Date of Graduation


Document Type


Degree Type



School of Dentistry


Not Listed

Committee Chair

Susan Morgan

Committee Member

Shelia Price

Committee Member

Keith Hildebrand


Introduction: Long term success of endodontically treated teeth has been one of the most challenging aspects of the field of endodontics due to reduced fracture resistance of these teeth. Recently, researchers have heightened focus on conservative endodontics in order to sustain the tooth integrity, and reduce factors impacting the fracture resistance of endodontically treated teeth. As a result, rotary instrument manufacturers have developed files that have a minimal effect on original root canal anatomy. This study used Finite Element Analysis to investigate the dental biomechanical effect of rotary instrumentation during root canal therapy. The aim of this study is to compare the effect of three rotary file systems (V-Taper, ProTaper, Vortex Blue) with different tapers on fracture resistance of endodontically treated teeth in the presence of various static and dynamic forces applied to different parts of the coronal part of teeth.

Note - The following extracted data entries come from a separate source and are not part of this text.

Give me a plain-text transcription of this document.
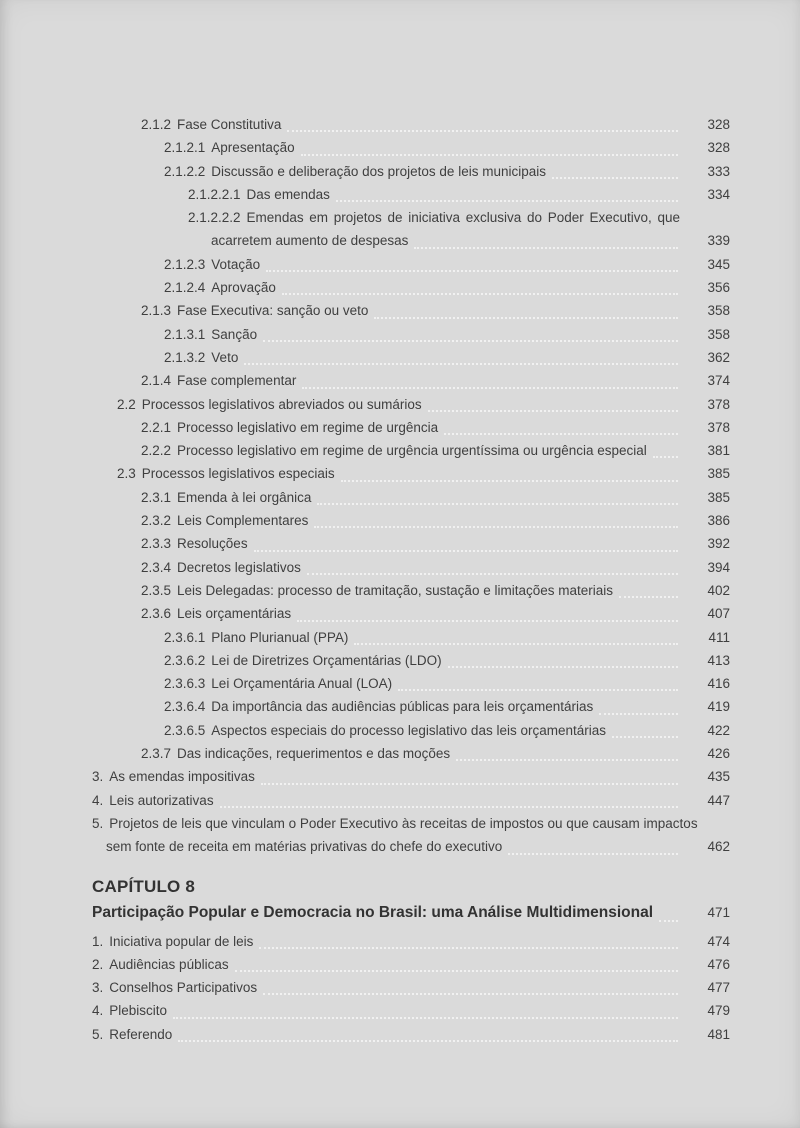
2.1.2 Fase Constitutiva	328
2.1.2.1 Apresentação	328
2.1.2.2 Discussão e deliberação dos projetos de leis municipais	333
2.1.2.2.1 Das emendas	334
2.1.2.2.2 Emendas em projetos de iniciativa exclusiva do Poder Executivo, que
acarretem aumento de despesas	339
2.1.2.3 Votação	345
2.1.2.4 Aprovação	356
2.1.3 Fase Executiva: sanção ou veto	358
2.1.3.1 Sanção	358
2.1.3.2 Veto	362
2.1.4 Fase complementar	374
2.2 Processos legislativos abreviados ou sumários	378
2.2.1 Processo legislativo em regime de urgência	378
2.2.2 Processo legislativo em regime de urgência urgentíssima ou urgência especial	381
2.3 Processos legislativos especiais	385
2.3.1 Emenda à lei orgânica	385
2.3.2 Leis Complementares	386
2.3.3 Resoluções	392
2.3.4 Decretos legislativos	394
2.3.5 Leis Delegadas: processo de tramitação, sustação e limitações materiais	402
2.3.6 Leis orçamentárias	407
2.3.6.1 Plano Plurianual (PPA)	411
2.3.6.2 Lei de Diretrizes Orçamentárias (LDO)	413
2.3.6.3 Lei Orçamentária Anual (LOA)	416
2.3.6.4 Da importância das audiências públicas para leis orçamentárias	419
2.3.6.5 Aspectos especiais do processo legislativo das leis orçamentárias	422
2.3.7 Das indicações, requerimentos e das moções	426
3. As emendas impositivas	435
4. Leis autorizativas	447
5. Projetos de leis que vinculam o Poder Executivo às receitas de impostos ou que causam impactos
sem fonte de receita em matérias privativas do chefe do executivo	462
CAPÍTULO 8
Participação Popular e Democracia no Brasil: uma Análise Multidimensional	471
1. Iniciativa popular de leis	474
2. Audiências públicas	476
3. Conselhos Participativos	477
4. Plebiscito	479
5. Referendo	481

Materials and Methods: In this study, 3D printed acrylic maxillary first molar from Dental Engineering Laboratories LLC DBA DELabs (True Toothä) was used as the prototype of the research model. The original geometry was modified and prepared for using Spaceclaim software for ANSYS modeling and analysis. The three experimental groups and one control group were created. The ANSYS Boolean operations were done in order to generate four different experimental CAD models. Group one was ProTaper, group two was Vortex Blue and group three was V-Taper. Young modulus and Poisson ratio of all the materials (Enamel, Dentin, Gutta-Percha, Composite) were used for ANSYS software to recognize these volumes and the constituents that are contained within these individual spaces. In this study seven total contact points were considered on the occlusal surface of the models during the chewing cycle. The Von Mises stress and maximum principal stress on the cervical region were computed and analyzed in four different cross sections of pre cervical dentin.

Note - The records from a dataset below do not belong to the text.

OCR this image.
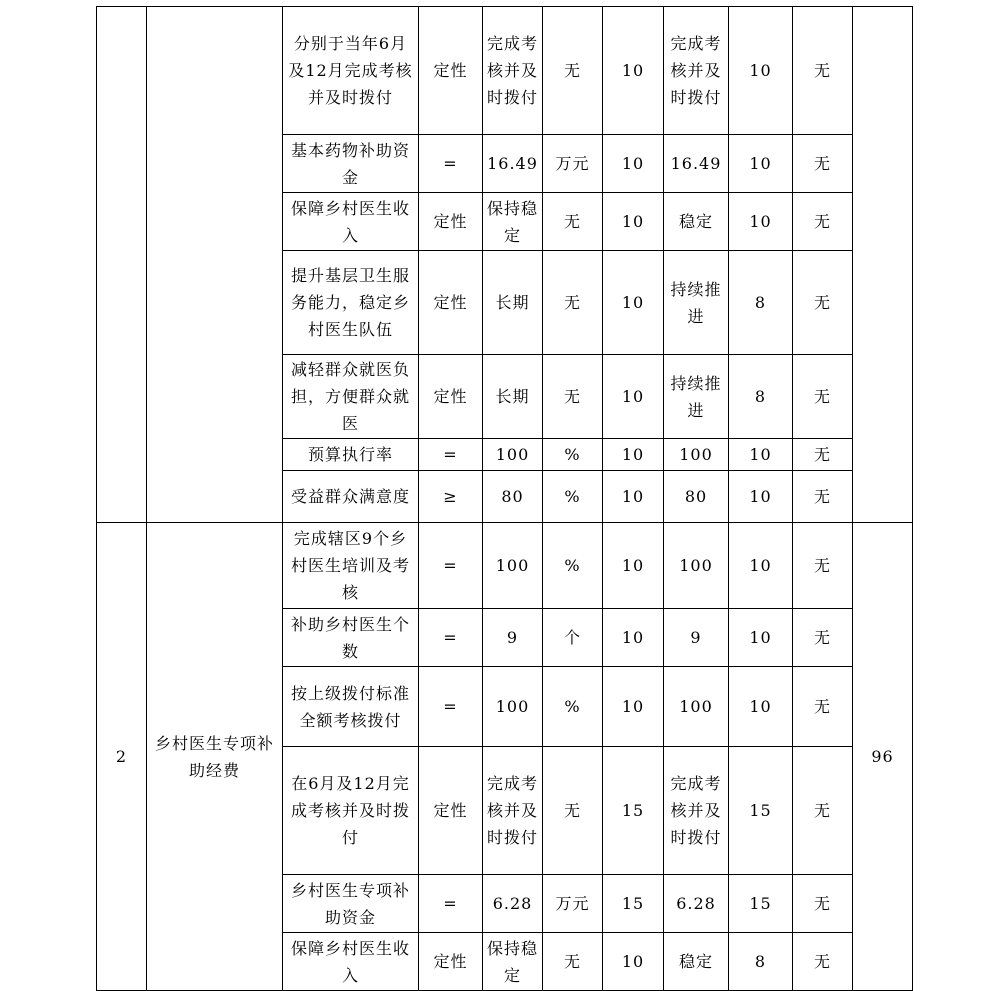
		分别于当年6月及12月完成考核并及时拨付	定性	完成考核并及时拨付	无	10	完成考核并及时拨付	10	无	
		基本药物补助资金	=	16.49	万元	10	16.49	10	无	
		保障乡村医生收入	定性	保持稳定	无	10	稳定	10	无	
		提升基层卫生服务能力，稳定乡村医生队伍	定性	长期	无	10	持续推进	8	无	
		减轻群众就医负担，方便群众就医	定性	长期	无	10	持续推进	8	无	
		预算执行率	=	100	%	10	100	10	无	
		受益群众满意度	≥	80	%	10	80	10	无	
2	乡村医生专项补助经费	完成辖区9个乡村医生培训及考核	=	100	%	10	100	10	无	96
		补助乡村医生个数	=	9	个	10	9	10	无	
		按上级拨付标准全额考核拨付	=	100	%	10	100	10	无	
		在6月及12月完成考核并及时拨付	定性	完成考核并及时拨付	无	15	完成考核并及时拨付	15	无	
		乡村医生专项补助资金	=	6.28	万元	15	6.28	15	无	
		保障乡村医生收入	定性	保持稳定	无	10	稳定	8	无	
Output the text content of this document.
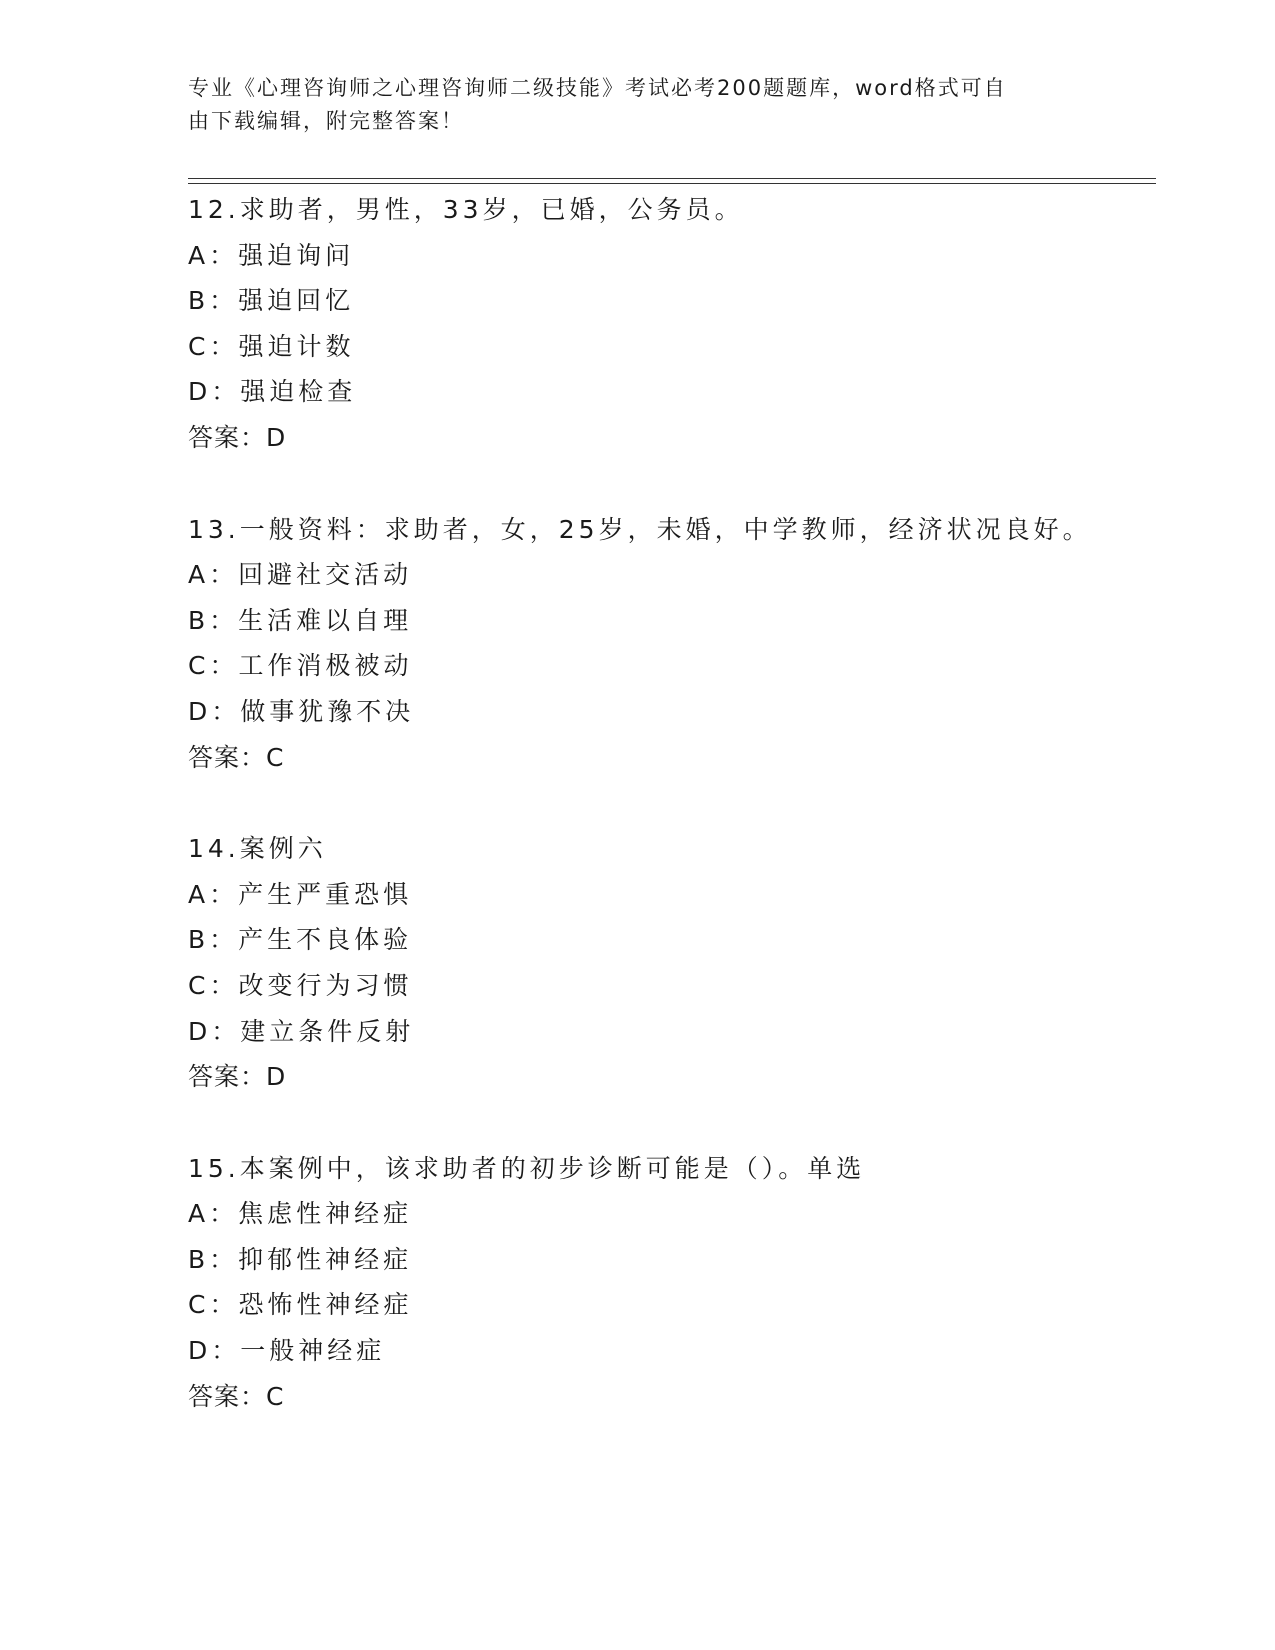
专业《心理咨询师之心理咨询师二级技能》考试必考200题题库，word格式可自
由下载编辑，附完整答案！
12.求助者，男性，33岁，已婚，公务员。
A：强迫询问
B：强迫回忆
C：强迫计数
D：强迫检查
答案：D
13.一般资料：求助者，女，25岁，未婚，中学教师，经济状况良好。
A：回避社交活动
B：生活难以自理
C：工作消极被动
D：做事犹豫不决
答案：C
14.案例六
A：产生严重恐惧
B：产生不良体验
C：改变行为习惯
D：建立条件反射
答案：D
15.本案例中，该求助者的初步诊断可能是（）。单选
A：焦虑性神经症
B：抑郁性神经症
C：恐怖性神经症
D：一般神经症
答案：C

Results: The highest Von Mises stress was observed in the ProTaper group although V-Taper and Vortex Blue groups showed homogeneous stress distributions in the cervical regions as well. Tensile stress was concentrated on the palatal side of the palatal root and the distal portion of the distobuccal (DB) root in all the experimental groups. However, the control group had the least amount of stressed area followed by V-Taper group, Vortex Blue and ProTaper.

Conclusion: Taper size of endodontic files appears to be one of many factors which affect the distribution of forces along the root structure. Preserving dental hard tissue in precervical dentin significantly reduces the stress concentration in the cervical region and increases the ultimate fracture resistance of the tooth.